The Blue Aura X30s are a petite pair of £300ish Bluetooth stereo speakers – and they’re from a brand we haven’t reviewed before.
Founded in 2010, this Cambridgeshire-based audio company specialises in wireless and Bluetooth speaker systems, with ease of use given as much prominence as sound quality.
The X30s look promising: compact, well built, and with a good spread of wireless and wired features. But can they match the class-leaders?
Bluetooth is the main method of playing music, and pairing with an Apple iPhone 5S is swift and easy.
The Blue Auras also have NFC (Near-Field Communication), and a quick tap with the Google Nexus 5 gets us connected with minimal fuss.
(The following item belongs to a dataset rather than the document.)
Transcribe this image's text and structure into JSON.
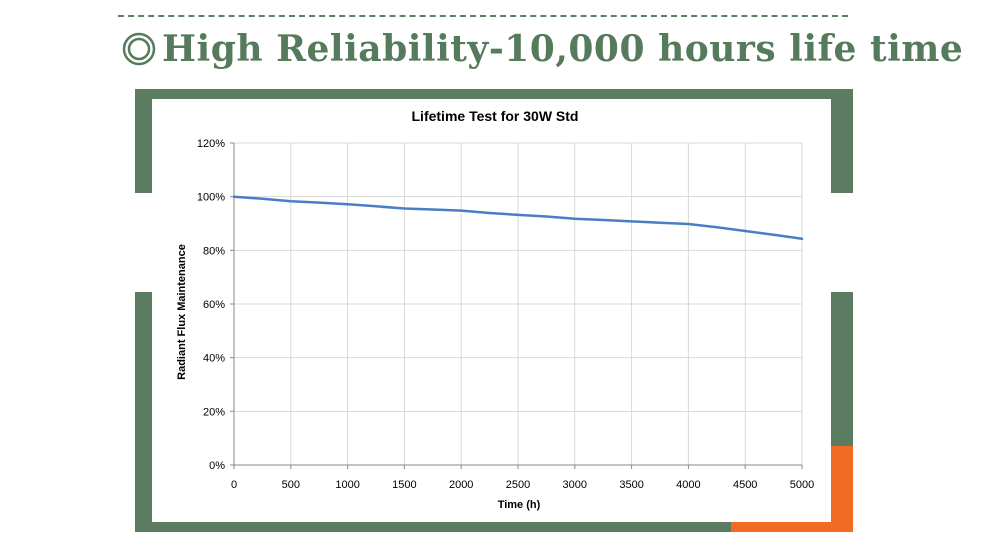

Play Didn’t It Rain by Hugh Laurie and the Blue Aura X30s sound pleasant.
They have a smooth presentation – perhaps a touch too smooth – that lends itself nicely to low-quality streams from Spotify.
The X30s do support the higher-quality aptX codec to help boost Bluetooth streaming, and while that improvement is apparent in rivals such as the upgraded Roth OLi POWA-5s, the X30s aren’t quite as distinct.
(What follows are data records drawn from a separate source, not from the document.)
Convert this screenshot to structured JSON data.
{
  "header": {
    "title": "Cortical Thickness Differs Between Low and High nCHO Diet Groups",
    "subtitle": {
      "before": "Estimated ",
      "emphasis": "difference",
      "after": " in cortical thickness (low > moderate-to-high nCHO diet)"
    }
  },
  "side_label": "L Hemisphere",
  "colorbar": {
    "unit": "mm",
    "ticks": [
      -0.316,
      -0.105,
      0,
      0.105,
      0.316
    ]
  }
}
Neutral Milk Hotel’s In The Aeroplane Over The Sea sounds quite muffled and cloudy and, coupled with a limited dynamic reach, the overall soundfield can get rather congested.
Voices are smooth and direct, but they’re not as natural or expressive as on the Ruark MR1s. We would have liked a clearer and more articulate sound.
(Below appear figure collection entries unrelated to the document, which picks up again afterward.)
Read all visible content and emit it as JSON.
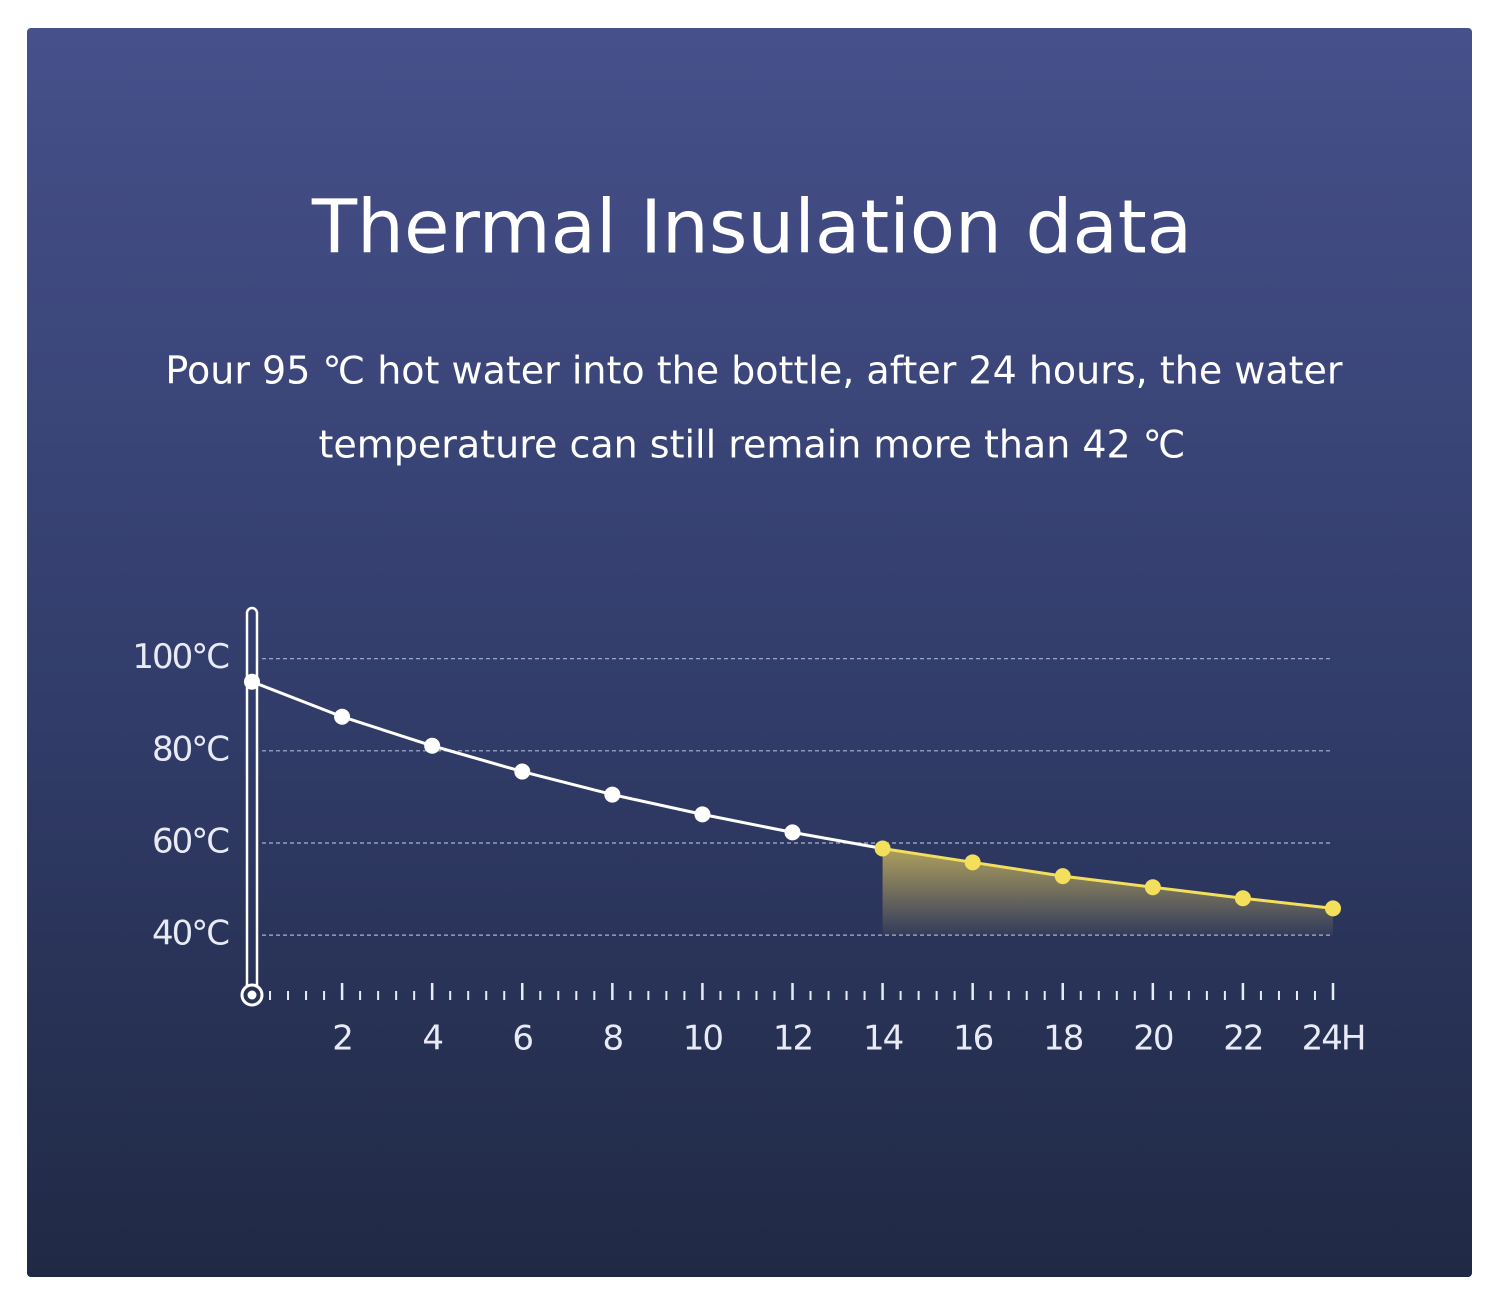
{
  "chart_data": {
    "type": "line",
    "title": "Thermal Insulation data",
    "subtitle": [
      "Pour 95 ℃ hot water into the bottle, after 24 hours, the water",
      "temperature can still remain more than 42 ℃"
    ],
    "x": [
      0,
      2,
      4,
      6,
      8,
      10,
      12,
      14,
      16,
      18,
      20,
      22,
      24
    ],
    "values": [
      95.0,
      87.4,
      81.1,
      75.5,
      70.5,
      66.2,
      62.3,
      58.8,
      55.8,
      52.8,
      50.4,
      48.0,
      45.8
    ],
    "color": "#ffffff",
    "highlight": {
      "from": 14,
      "color": "#f3df5c"
    },
    "xlim": [
      0,
      24
    ],
    "xticks": [
      2,
      4,
      6,
      8,
      10,
      12,
      14,
      16,
      18,
      20,
      {
        "value": 22,
        "label": "22"
      },
      {
        "value": 24,
        "label": "24H"
      }
    ],
    "ylim": [
      27,
      111
    ],
    "yticks": [
      {
        "value": 40,
        "label": "40°C"
      },
      {
        "value": 60,
        "label": "60°C"
      },
      {
        "value": 80,
        "label": "80°C"
      },
      {
        "value": 100,
        "label": "100°C"
      }
    ],
    "grid": true
  }
}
That lively bass in Didn’t It Rain isn’t quite as punchy and agile as we’d like, either. The low end doesn’t go that deep, and it can plod along somewhat.
On the other hand, the top end is well behaved and has sweetness to it. Timing might not be all it could be, but there are no harsh edges with the Blue Auras.
These speakers are the ideal desktop size, similar to the dinky Audio Pro Addon T8s. They’re small enough to sit unobtrusively next to a laptop without taking up too much space.
Build quality is sturdy, while the faux-leather finish gives a soft but tough texture. The X30s are available in three finishes: graphite, sahara, or arctic white.
Inside each speaker is a 20mm soft-dome tweeter and a 3.5in paper cone, while the master speaker houses a 25W-per-channel class D amplifier.
Bluetooth streaming is the highlight feature here, but wired connections haven’t been forgotten.
A pair of RCA inputs (for analogue sources) and a digital optical input (to connect to a TV or laptop) are situated on the master speaker’s back panel.
There’s no 3.5mm input, however, so you'll need a 3.5mm-to-stereo RCA cable to connect phones or MP3 players that don't support Bluetooth.
A USB port for an optional wireless receiver is provided, as is a subwoofer output should you want to add some much-needed oomph to the X30s.
The remote is small and basic, but we like the big buttons, and it’s responsive.
Pleasant as they are, the Blue Aura X30 speakers aren’t the subtlest or most involving listen. The similarly petite Audio Pro Addon T8s deliver a clearer, livelier sound, and cost £40 less than the Blue Auras’ £290.
The build, design and size are all spot-on for speakers of their kind, but the X30s face fierce competition from well established, more talented rivals.